Presto! Your windshield is as good as new.
Q. My paint is bubbling and running when I
airbrush. How do I get a nice shiny paint job like the model
pictured on the box cover?
A. If your paint is bubbling and running, you
are probably applying too much paint at one time. Don't go for
your final coat on the first try. Dust several thin layers of
paint on and let each coat dry before applying your final thick
coat. Always remember to start spraying a little ahead of the
model and don't stop until you've sprayed past the model.
Q. How do I paint the chrome trim to look as
real as possible?
A. Many modelers use a product called Bare-Metal
Foil, which is a thin adhesive- backed foil, available in many
hobby shops. It can be very easily applied to the model's chrome
trim with very satisfying results, and is available in chrome,
black chrome, gold and copper, and includes application
instructions.
Q. How do I strip old paint off my models?
A. There are several methods when it comes to
removing paint. Try using Easy-Off Oven Cleaner for good results.
There is also a product on the market aimed at hobbyists called
Unpaint, and many modelers swear by it. With any of these
products, follow the label and cautionary instructions.
Q. How do I paint the white letters on the tire
without slopping the paint all over the rest of the tires?
A. Very carefully. Actually, it's probably
easier to do than you think. Simply get yourself a very, very
small brush like a ProModeler 10/0 spatter, and some ProModeler
acrylic flat white paint. It's important to use acrylic paint,
since enamel will not dry on rubber tires. Carefully paint the
white onto the raised letters, and if you do slop a little onto
the tires, simply take a sharp ProModeler hobby knife and, using
the tip, carefully scrape away the excess paint.
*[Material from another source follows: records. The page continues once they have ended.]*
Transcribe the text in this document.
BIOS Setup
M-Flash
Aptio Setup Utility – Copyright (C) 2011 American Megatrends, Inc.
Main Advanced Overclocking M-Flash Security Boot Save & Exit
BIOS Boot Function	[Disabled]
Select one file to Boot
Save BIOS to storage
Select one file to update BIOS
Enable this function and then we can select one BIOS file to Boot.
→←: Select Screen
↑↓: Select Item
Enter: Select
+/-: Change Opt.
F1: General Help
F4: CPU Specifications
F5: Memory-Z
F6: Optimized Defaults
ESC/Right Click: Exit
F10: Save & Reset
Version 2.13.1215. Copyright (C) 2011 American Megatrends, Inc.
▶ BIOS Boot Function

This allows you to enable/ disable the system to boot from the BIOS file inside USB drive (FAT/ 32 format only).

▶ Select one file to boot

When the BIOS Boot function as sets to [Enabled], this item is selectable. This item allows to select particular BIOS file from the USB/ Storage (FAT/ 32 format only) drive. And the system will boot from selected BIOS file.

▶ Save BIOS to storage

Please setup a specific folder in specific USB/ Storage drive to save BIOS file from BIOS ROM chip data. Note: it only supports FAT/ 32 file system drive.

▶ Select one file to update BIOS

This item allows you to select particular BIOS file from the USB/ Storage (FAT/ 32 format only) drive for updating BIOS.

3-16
Q. Sometimes, the grille area on my car model
looks too "chromey". How do I make that area look more
realistic?
A. You'll be amazed at how realistic looking the
grille area will become when you simply go over it with a thin
wash of flat black enamel paint. Before the paint dries, wipe it
off with a soft cloth leaving the paint in the recessed area, but
exposing the chrome on the raised areas. Make sure you use an
enamel paint as opposed to an acrylic paint which may tend to
remove some of the chrome plating during the wiping process.